Wie so viele Fortsetzungen erzählt auch "Spätzünder 2" im Grunde die gleiche Geschichte ein zweites Mal: Senioren fühlen sich im Altenheim nicht angemessen behandelt und zetteln einen Aufstand an. In Teil eins galt der Unmut einer tyrannischen Heimleiterin, aber diesmal sind die Karten neu gemischt, denn ihre Nachfolgerin Marina (Ursula Strauss) hat für ihre Schutzbefohlenen nur das Beste im Sinn. Deshalb hat sie das Heim zu einem nach allen Regeln der esoterischen Kunst umgestalteten Hort der Glückseligkeit umgestaltet. Aus Sicht der Alten aber ist das alles zuviel des Guten, zumal Marina auch die Küche revolutioniert hat: Weil sich ältere Herrschaften leicht verschlucken, gibt es nur noch pürierte Kost; aber immerhin in Form eines Schweins, wenn das Püree in seiner früheren Wesensform ein Schnitzel war.
Auf der Suche nach Startkapital
Natürlich ist auch Rockmusiker Rocco (Jan Josef Liefers) wieder mit von der Partie.

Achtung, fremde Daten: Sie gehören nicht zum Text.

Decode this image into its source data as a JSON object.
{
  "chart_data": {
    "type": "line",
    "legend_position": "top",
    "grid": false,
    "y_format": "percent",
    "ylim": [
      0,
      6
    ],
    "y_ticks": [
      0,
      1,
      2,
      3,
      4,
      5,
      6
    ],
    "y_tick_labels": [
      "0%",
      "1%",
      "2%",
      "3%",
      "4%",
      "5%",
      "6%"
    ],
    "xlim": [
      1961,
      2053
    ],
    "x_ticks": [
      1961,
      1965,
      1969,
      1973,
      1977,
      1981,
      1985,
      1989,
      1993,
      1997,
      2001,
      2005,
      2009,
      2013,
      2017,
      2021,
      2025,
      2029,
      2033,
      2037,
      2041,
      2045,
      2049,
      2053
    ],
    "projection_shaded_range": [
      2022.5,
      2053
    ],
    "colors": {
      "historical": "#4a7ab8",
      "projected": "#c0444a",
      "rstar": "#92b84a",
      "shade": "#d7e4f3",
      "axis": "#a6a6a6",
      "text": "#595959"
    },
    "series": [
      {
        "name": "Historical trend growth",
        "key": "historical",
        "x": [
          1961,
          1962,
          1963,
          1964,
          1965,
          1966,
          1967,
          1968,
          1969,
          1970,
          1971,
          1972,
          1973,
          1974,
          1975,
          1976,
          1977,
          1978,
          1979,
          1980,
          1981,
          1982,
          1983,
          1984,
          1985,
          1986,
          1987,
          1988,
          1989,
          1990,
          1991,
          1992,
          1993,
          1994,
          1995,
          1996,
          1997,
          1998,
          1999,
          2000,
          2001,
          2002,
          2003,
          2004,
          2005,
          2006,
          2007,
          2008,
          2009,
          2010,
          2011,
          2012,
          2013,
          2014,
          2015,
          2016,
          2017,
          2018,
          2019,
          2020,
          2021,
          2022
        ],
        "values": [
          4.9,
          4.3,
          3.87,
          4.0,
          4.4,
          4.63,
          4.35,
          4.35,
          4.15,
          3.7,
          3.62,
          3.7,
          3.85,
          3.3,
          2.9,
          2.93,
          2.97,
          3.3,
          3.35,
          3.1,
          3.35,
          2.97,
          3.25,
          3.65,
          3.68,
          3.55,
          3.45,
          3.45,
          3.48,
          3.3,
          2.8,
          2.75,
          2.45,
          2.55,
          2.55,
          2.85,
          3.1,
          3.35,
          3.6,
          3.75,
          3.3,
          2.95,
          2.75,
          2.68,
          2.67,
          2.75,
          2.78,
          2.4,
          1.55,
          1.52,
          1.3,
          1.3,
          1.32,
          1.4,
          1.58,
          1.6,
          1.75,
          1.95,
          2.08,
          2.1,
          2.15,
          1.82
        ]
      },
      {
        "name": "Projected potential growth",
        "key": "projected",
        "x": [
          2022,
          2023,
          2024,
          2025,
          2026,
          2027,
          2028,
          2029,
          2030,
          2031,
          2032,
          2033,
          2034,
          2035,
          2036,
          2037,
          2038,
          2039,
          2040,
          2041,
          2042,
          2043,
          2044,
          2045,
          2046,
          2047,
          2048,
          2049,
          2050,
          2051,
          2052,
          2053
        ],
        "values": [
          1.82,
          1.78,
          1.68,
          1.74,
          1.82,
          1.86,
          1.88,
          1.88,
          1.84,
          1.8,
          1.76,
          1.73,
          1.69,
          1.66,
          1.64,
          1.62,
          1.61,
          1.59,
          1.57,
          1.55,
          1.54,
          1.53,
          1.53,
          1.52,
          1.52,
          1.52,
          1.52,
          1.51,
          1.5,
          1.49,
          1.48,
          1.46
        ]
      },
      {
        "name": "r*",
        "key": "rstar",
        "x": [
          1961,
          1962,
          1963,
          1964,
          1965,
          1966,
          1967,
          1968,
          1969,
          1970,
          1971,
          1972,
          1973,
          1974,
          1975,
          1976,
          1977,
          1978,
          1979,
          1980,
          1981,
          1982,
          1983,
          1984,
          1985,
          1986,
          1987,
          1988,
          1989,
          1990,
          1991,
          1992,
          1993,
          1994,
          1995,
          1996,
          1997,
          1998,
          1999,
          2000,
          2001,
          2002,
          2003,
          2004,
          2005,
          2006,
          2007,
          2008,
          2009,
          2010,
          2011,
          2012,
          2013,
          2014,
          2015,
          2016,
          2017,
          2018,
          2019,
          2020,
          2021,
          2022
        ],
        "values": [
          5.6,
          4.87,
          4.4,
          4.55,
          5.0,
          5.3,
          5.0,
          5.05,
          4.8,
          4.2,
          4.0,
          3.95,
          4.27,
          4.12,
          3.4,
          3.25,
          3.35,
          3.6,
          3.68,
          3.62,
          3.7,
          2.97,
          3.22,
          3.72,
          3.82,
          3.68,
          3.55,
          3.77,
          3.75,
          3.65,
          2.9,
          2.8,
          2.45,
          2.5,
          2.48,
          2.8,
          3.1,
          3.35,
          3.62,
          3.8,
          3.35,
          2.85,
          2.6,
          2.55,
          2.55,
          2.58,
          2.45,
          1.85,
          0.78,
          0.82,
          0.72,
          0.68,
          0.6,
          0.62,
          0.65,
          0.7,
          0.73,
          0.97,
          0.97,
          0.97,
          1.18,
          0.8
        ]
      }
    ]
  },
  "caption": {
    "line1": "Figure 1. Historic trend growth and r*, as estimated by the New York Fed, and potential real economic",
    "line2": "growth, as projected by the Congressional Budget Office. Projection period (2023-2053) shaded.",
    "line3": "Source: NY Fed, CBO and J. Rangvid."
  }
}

Im ersten Teil hat er für die Senioren noch das Tor zur Welt repräsentiert, weil er mit Degenhard Schagowetz (Joachim Fuchsberger) und seinen Leidensgenossinnen und -genossen (unter anderem Bibiana Zeller und Hans-Michael Rehberg) Musik machte; als "Rocco und die Herzschrittmacher" erntete die Rentnerband landesweiten Ruhm. Aber der Trend hat sich offenbar überlebt, es gibt keine Engagements mehr, und als die Alten ihr Heim zur autonomen Republik ausrufen, konfrontiert sie das Schicksal erneut mit der finsteren Gegenspieleirn von einst: Frau Glück (Petra Morzé) arbeitet mittlerweile fürs Ministerium und setzt dem Spuk ein rasches Ende. Einziger Ausweg: Degenhard und Co. kaufen das Heim. Kein Problem, denkt sich die Band, aber Rocco muss einräumen, dass er den kompletten Gewinn angelegt und im Zuge der Finanzkrise verloren hat.
Mitunter wirken die Dialoge etwas thesenhaft, weshalb sie selbst bei einem alten Hasen wie Fuchsberger deklamiert klingen, aber ansonsten knüpft die Fortsetzung in Sachen Temperament und Hingabe der Darsteller nahtlos an den ersten Teil an. Außerdem ist das Ensemble vortrefflich ergänzt worden: um Lisa Kreuzer als Althippie Sandra, die ihr Zimmer umgehend in eine Kifferhöhle verwandelt; und vor allem um Dieter Hallervorden, der hier ähnlich ernst wie in dem aktuellen Kinofilm "Sein letztes Rennen" agiert. Er spielt einen Sternekoch, der vom Sohn aus seinem Restaurant gedrängt wurde und nun im Heim grantelnd auf den Tod wartet. Mit seiner Hilfe schmiedet Degenhard einen Plan, wie man aus dem Heim einen florierenden Betrieb machen könnte. Jetzt brauchen die "Herzschrittmacher" bloß noch das nötige Startkapital, und da kommt ihnen ausgerechnet Rapper Sido gerade recht.
Tilmann P. Gangloff, Diplom-Journalist und regelmäßiges Mitglied der Jury für den Grimme-Preis, schreibt freiberuflich unter anderem für das Portal evangelisch.de täglich TV-Tipps und setzt sich auch für "epd medien" mit dem Fernsehen auseinander. Auszeichnung: 2023 Bert-Donnepp-Preis - Deutscher Preis für Medienpublizistik (des Vereins der Freunde des Adolf-Grimme-Preises).
Abgesehen von den wenigen Szenen, in denen die Senioren allzu papierne Zeilen über Pflegenotstand und Unterforderung aufsagen müssen, hat Uli Brée, Stammautor von Regisseur Wolfgang Murnberger, wieder wunderbare Dialoge geschrieben. Den witzigsten Satz hat Lisa Kreuzer, als Sandra die Bedenken gegen Degenhards Szenario in Anspielung auf "Casablanca" vom Tisch wischt: "Uns bleibt immer noch Püree."